Crime is down in almost every major felony in Sheepshead Bay’s 61st Precinct — putting the local station house on track to once again close out the year among the city’s highest performing commands.
The number of reported felonies in the 61st Precinct fell by 17.3 percent compared to the year before, according to the latest crime statistics. The station house’s commanding officer, Captain Winston Faison, said his precinct came in sixth out of 77 for the greatest reduction on overall crime.
“We are doing really well when it comes to crime,” he said. “We are down about 130 crimes for the year and since we average around 25 crimes a week, you are looking at almost a month and a half worth of crimes that we have decreased.”
You may have noticed several news articles lately about neighborhood crime trends — including one New York Post article about how crime dropped 40 percent in the Coney Island precinct. That’s because Police Commissioner Bill Bratton instructed his commanding officers to invite reporters to their station houses for sit-down interviews, Faison explained.
“Every commanding officer is reaching out to media to discuss crime,” he said. “When the police commissioner does a press conference, all the major networks are going to be there. This is a way to make sure we are reaching media to let people know what’s going on in their community.”
Opening up station houses to press comes during another round of discussion about police-community relations following the shooting of two unarmed black men in Louisiana and Minnesota, and the fatal shooting of police officers in Dallas and Baton Rouge that followed.
City Councilman Mark Treyger, whose district includes a sliver of the 61st Precinct, commended the local officers and their captain for making community outreach a priority.
“I believe it is crucial, now more than ever, that we bring people together and unite the community,” he said at last week’s community council meeting. “Captain Faison is one of the most accessible, responsive police leaders we have. [He has] set the tone here at your precinct.

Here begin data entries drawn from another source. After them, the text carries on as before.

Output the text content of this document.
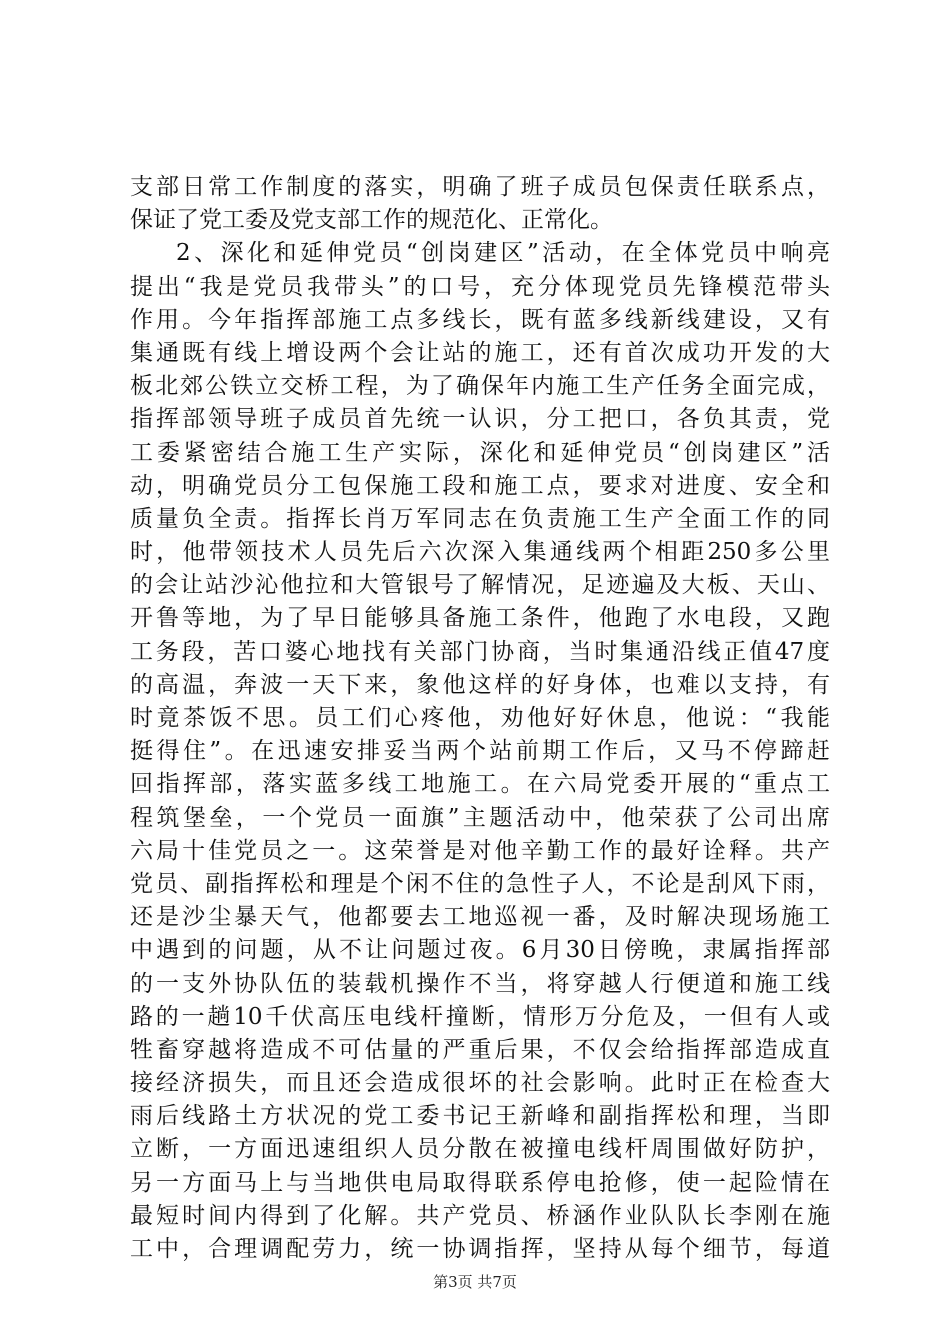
支部日常工作制度的落实，明确了班子成员包保责任联系点，
保证了党工委及党支部工作的规范化、正常化。
2、深化和延伸党员“创岗建区”活动，在全体党员中响亮
提出“我是党员我带头”的口号，充分体现党员先锋模范带头
作用。今年指挥部施工点多线长，既有蓝多线新线建设，又有
集通既有线上增设两个会让站的施工，还有首次成功开发的大
板北郊公铁立交桥工程，为了确保年内施工生产任务全面完成，
指挥部领导班子成员首先统一认识，分工把口，各负其责，党
工委紧密结合施工生产实际，深化和延伸党员“创岗建区”活
动，明确党员分工包保施工段和施工点，要求对进度、安全和
质量负全责。指挥长肖万军同志在负责施工生产全面工作的同
时，他带领技术人员先后六次深入集通线两个相距250多公里
的会让站沙沁他拉和大管银号了解情况，足迹遍及大板、天山、
开鲁等地，为了早日能够具备施工条件，他跑了水电段，又跑
工务段，苦口婆心地找有关部门协商，当时集通沿线正值47度
的高温，奔波一天下来，象他这样的好身体，也难以支持，有
时竟茶饭不思。员工们心疼他，劝他好好休息，他说：“我能
挺得住”。在迅速安排妥当两个站前期工作后，又马不停蹄赶
回指挥部，落实蓝多线工地施工。在六局党委开展的“重点工
程筑堡垒，一个党员一面旗”主题活动中，他荣获了公司出席
六局十佳党员之一。这荣誉是对他辛勤工作的最好诠释。共产
党员、副指挥松和理是个闲不住的急性子人，不论是刮风下雨，
还是沙尘暴天气，他都要去工地巡视一番，及时解决现场施工
中遇到的问题，从不让问题过夜。6月30日傍晚，隶属指挥部
的一支外协队伍的装载机操作不当，将穿越人行便道和施工线
路的一趟10千伏高压电线杆撞断，情形万分危及，一但有人或
牲畜穿越将造成不可估量的严重后果，不仅会给指挥部造成直
接经济损失，而且还会造成很坏的社会影响。此时正在检查大
雨后线路土方状况的党工委书记王新峰和副指挥松和理，当即
立断，一方面迅速组织人员分散在被撞电线杆周围做好防护，
另一方面马上与当地供电局取得联系停电抢修，使一起险情在
最短时间内得到了化解。共产党员、桥涵作业队队长李刚在施
工中，合理调配劳力，统一协调指挥，坚持从每个细节，每道
第3页 共7页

You have officers who don’t just fight crime, they are community partners.”
Faison said the police partnership with the community is crucial to bringing down crime.
“Without the community, this decrease would not happen,” he said. “Most of the time, it’s the community that is the reason why we can solve a lot of the crimes. We can’t do it on our own.”
The only felony category that did not decrease in the 61st Precinct is homicide, which at one murder is the same as the year before. However, the number of shooting incidents fell by 50 percent. Faison attributed this decrease to his officers pulling 17 firearms off the street this year.
One of those guns was recovered last month, when officers responded to calls about a man brandishing a firearm outside a Gravesend bar. When police arrived and ordered the armed man to freeze, he fled and cops pursued him to a residential building where they arrested him and recovered the weapon.
Faison presented one of responding officers, Craig Roth, with the Cop of the Month award during the community council meeting for showing restraint in not firing his weapon at the fleeing suspect.
“They tell him to freeze and the perpetrator takes off running. Just in that instance, the restraint they showed not to shoot, because it takes a lot not shoot a person with a gun, earns him Cop of the Month,” said Faison.